Für alle, denen die Abkürzung GIS nichts sagt, was ist das? Was machst Du an einem normalen Tag im Büro?

GIS heißt Geoinformationssystem. Das heißt, wir erstellen neue Karten oder aktualisieren die bestehenden. In Leipzig und der Region betreiben wir als Wasserwerke ein großes Netz an Leitungen und Kanälen und dafür braucht man natürlich Karten mit allen Details. Wenn jemand zum Beispiel ein Haus baut, kommt die Information über den neuen Anschluss ans Team GIS. Oder wenn die Lage noch nicht klar ist, wie man etwas bauen kann, geben wir die Koordinaten durch, wo sich etwas genau befindet. So geben wir manchmal Infos an die anderen Abteilungen, wo Wasser, Regenwasser, Mischwasser, Schmutzwasser in den Leitungen ist.

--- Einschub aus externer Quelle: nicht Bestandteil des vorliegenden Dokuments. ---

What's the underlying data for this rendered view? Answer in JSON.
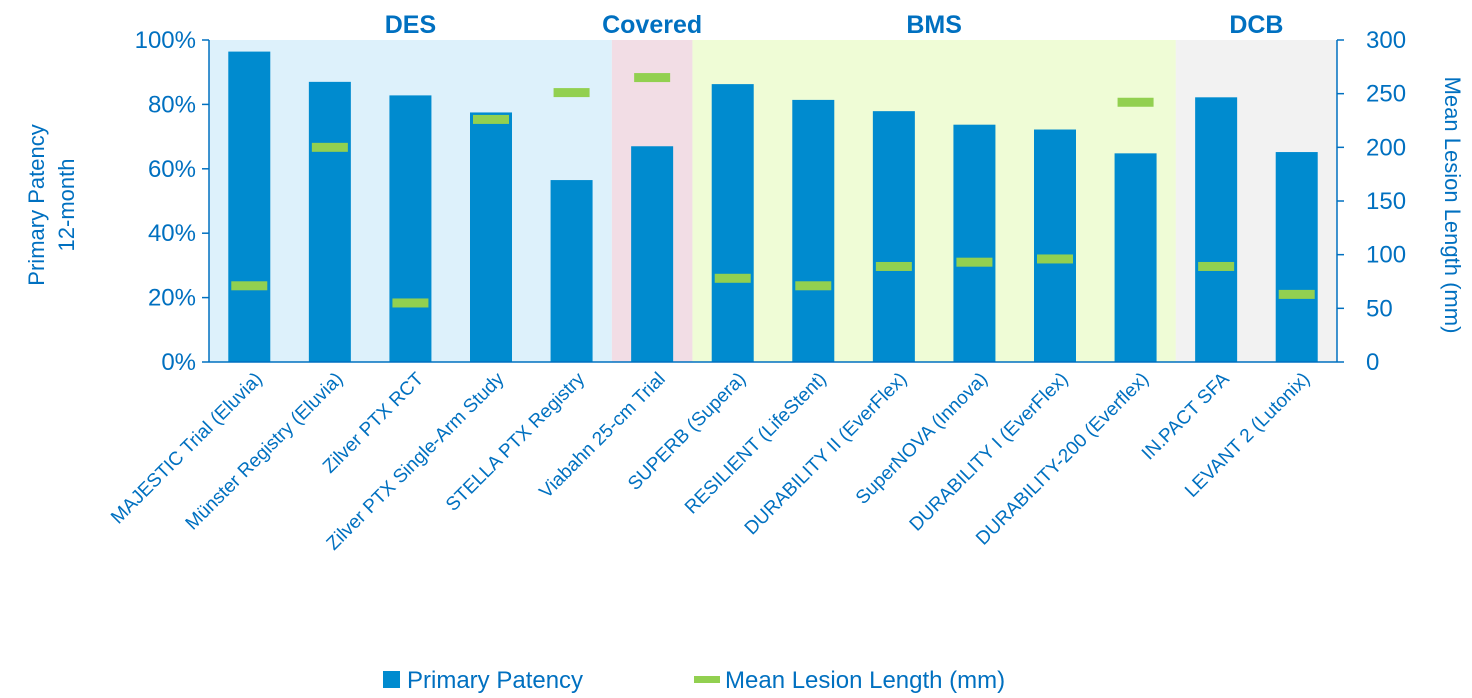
{
  "chart_data": {
    "type": "bar",
    "categories": [
      "MAJESTIC Trial (Eluvia)",
      "Münster Registry (Eluvia)",
      "Zilver PTX RCT",
      "Zilver PTX Single-Arm Study",
      "STELLA PTX Registry",
      "Viabahn 25-cm Trial",
      "SUPERB (Supera)",
      "RESILIENT (LifeStent)",
      "DURABILITY II (EverFlex)",
      "SuperNOVA (Innova)",
      "DURABILITY I (EverFlex)",
      "DURABILITY-200 (Everflex)",
      "IN.PACT SFA",
      "LEVANT 2 (Lutonix)"
    ],
    "series": [
      {
        "name": "Primary Patency",
        "type": "bar",
        "axis": "left",
        "color": "#008BCF",
        "values": [
          96.4,
          87.0,
          82.8,
          77.5,
          56.5,
          67.0,
          86.3,
          81.4,
          77.9,
          73.7,
          72.2,
          64.8,
          82.2,
          65.2
        ]
      },
      {
        "name": "Mean Lesion Length (mm)",
        "type": "marker-line",
        "axis": "right",
        "color": "#92D050",
        "values": [
          71,
          200,
          55,
          226,
          251,
          265,
          78,
          71,
          89,
          93,
          96,
          242,
          89,
          63
        ]
      }
    ],
    "y_left": {
      "label_lines": [
        "Primary Patency",
        "12-month"
      ],
      "range": [
        0,
        100
      ],
      "ticks": [
        "0%",
        "20%",
        "40%",
        "60%",
        "80%",
        "100%"
      ]
    },
    "y_right": {
      "label": "Mean Lesion Length (mm)",
      "range": [
        0,
        300
      ],
      "ticks": [
        "0",
        "50",
        "100",
        "150",
        "200",
        "250",
        "300"
      ]
    },
    "groups": [
      {
        "label": "DES",
        "from": 0,
        "to": 4,
        "color": "#DDF1FB"
      },
      {
        "label": "Covered",
        "from": 5,
        "to": 5,
        "color": "#F2DDE5"
      },
      {
        "label": "BMS",
        "from": 6,
        "to": 11,
        "color": "#EFFCD6"
      },
      {
        "label": "DCB",
        "from": 12,
        "to": 13,
        "color": "#F2F2F2"
      }
    ],
    "legend": {
      "position": "bottom"
    },
    "text_color": "#0070C0",
    "grid": false
  }
}
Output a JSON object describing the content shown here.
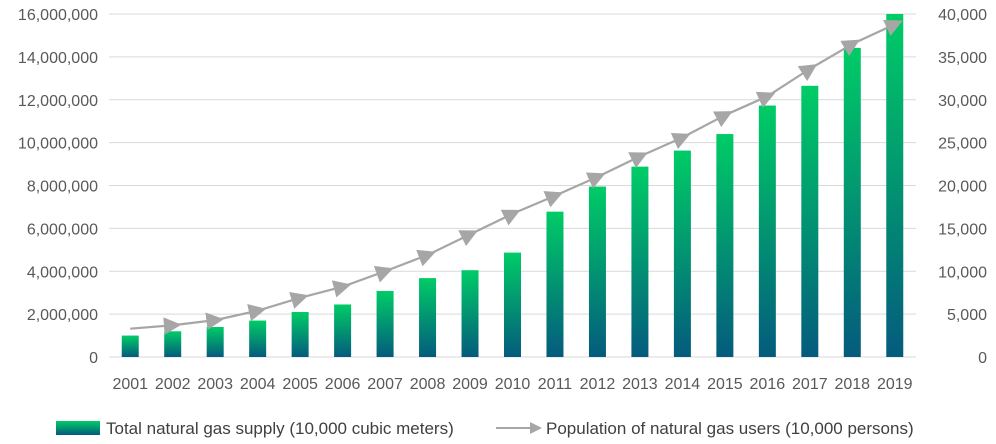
{
  "chart_data": {
    "type": "bar+line",
    "title": "",
    "categories": [
      "2001",
      "2002",
      "2003",
      "2004",
      "2005",
      "2006",
      "2007",
      "2008",
      "2009",
      "2010",
      "2011",
      "2012",
      "2013",
      "2014",
      "2015",
      "2016",
      "2017",
      "2018",
      "2019"
    ],
    "series": [
      {
        "name": "Total natural gas supply (10,000 cubic meters)",
        "type": "bar",
        "axis": "left",
        "values": [
          1000000,
          1200000,
          1400000,
          1700000,
          2100000,
          2450000,
          3080000,
          3680000,
          4050000,
          4870000,
          6780000,
          7950000,
          8880000,
          9630000,
          10400000,
          11730000,
          12650000,
          14420000,
          16000000
        ]
      },
      {
        "name": "Population of natural gas users (10,000 persons)",
        "type": "line",
        "axis": "right",
        "values": [
          3300,
          3700,
          4300,
          5400,
          6900,
          8200,
          10000,
          11900,
          14300,
          16700,
          18800,
          21000,
          23400,
          25600,
          28200,
          30400,
          33600,
          36500,
          38800
        ]
      }
    ],
    "y_left": {
      "min": 0,
      "max": 16000000,
      "ticks": [
        0,
        2000000,
        4000000,
        6000000,
        8000000,
        10000000,
        12000000,
        14000000,
        16000000
      ],
      "tick_labels": [
        "0",
        "2,000,000",
        "4,000,000",
        "6,000,000",
        "8,000,000",
        "10,000,000",
        "12,000,000",
        "14,000,000",
        "16,000,000"
      ]
    },
    "y_right": {
      "min": 0,
      "max": 40000,
      "ticks": [
        0,
        5000,
        10000,
        15000,
        20000,
        25000,
        30000,
        35000,
        40000
      ],
      "tick_labels": [
        "0",
        "5,000",
        "10,000",
        "15,000",
        "20,000",
        "25,000",
        "30,000",
        "35,000",
        "40,000"
      ]
    },
    "grid": true,
    "legend": {
      "position": "bottom",
      "bar_label": "Total natural gas supply (10,000 cubic meters)",
      "line_label": "Population of natural gas users (10,000 persons)"
    }
  },
  "colors": {
    "bar_top": "#00cc66",
    "bar_bottom": "#045b7d",
    "line": "#a6a6a6",
    "grid": "#d9d9d9",
    "axis_text": "#595959"
  }
}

Du hilfst also den Überblick über das Leitungs- und Kanalnetz zu erhalten und das scheint Dir Freude zu machen. Kam es für Dich infrage, in einem anderen Bereich zu arbeiten?

Ja, mir macht Spaß, dass ich etwas mache, was ich wirklich gelernt habe. Ich hatte mein Zeugnis und meine Arbeitserfahrung – warum sollte ich etwas anderes machen? Zum Glück ist es als Vermesser kein Problem, man braucht keine Anerkennung des Zeugnisses, sondern lässt es einfach übersetzen und beglaubigen. Das ist dann in Ordnung. Wir waren aber viele Bewerberinnen und Bewerber und ich habe überhaupt nicht damit gerechnet, dass ich die Stelle bekomme. Ich hatte zwar Erfahrungen in Syrien und Saudi-Arabien, aber eben nicht in Deutschland. Und als mich die Personalabteilung angerufen hat, war ich erstaunt!

„Mein Kollege ist mein ,Duden'“

Du hast mir erzählt, dass Du der einzige Ausländer in deinem Arbeitsumfeld bist. Wie war das für Dich? Hattest du Bedenken, hier anzufangen?

Als Person aus einer anderen Kultur war mir anfangs nicht klar, wie die Arbeitsatmosphäre sein wird. Werden sie mich akzeptieren? Wie sind die Kolleginnen und Kollegen? Ich habe aber ein tolles Team. Die sind so offen und haben mich nicht nur akzeptiert, sondern auch unterstützt. Ich habe Bekannte, die an anderen Orten arbeiten – ich weiß, dass es Schwierigkeiten mit der Akzeptanz gibt. Bei den Wasserwerken hatte ich von Anfang an ein tolles Team.

Wie haben die anderen auf Dich reagiert?

Auf dem Betriebsfest hatte ich das gute Gefühl, willkommen zu sein. Alle Leute wollten Kontakt zu mir und auch der Chef ist direkt auf mich zugekommen. In den Medien sieht man ja oft Syrien sei nur eine Wüste. Ich habe solche Fragen gestellt bekommen wie „Habt ihr Autos in Syrien?“ – „Nö, wir sind alle auf Kamelen unterwegs (lacht ironisch)“. Aber ich finde das trotzdem gut, wenn die Leute fragen. Wenn Dich jemand fragt, will er es verstehen. Ich habe die Erfahrung gemacht, dass sich hier bei den Wasserwerken alle interessieren.

Welche Rolle hatte Dein Team beim Ankommen?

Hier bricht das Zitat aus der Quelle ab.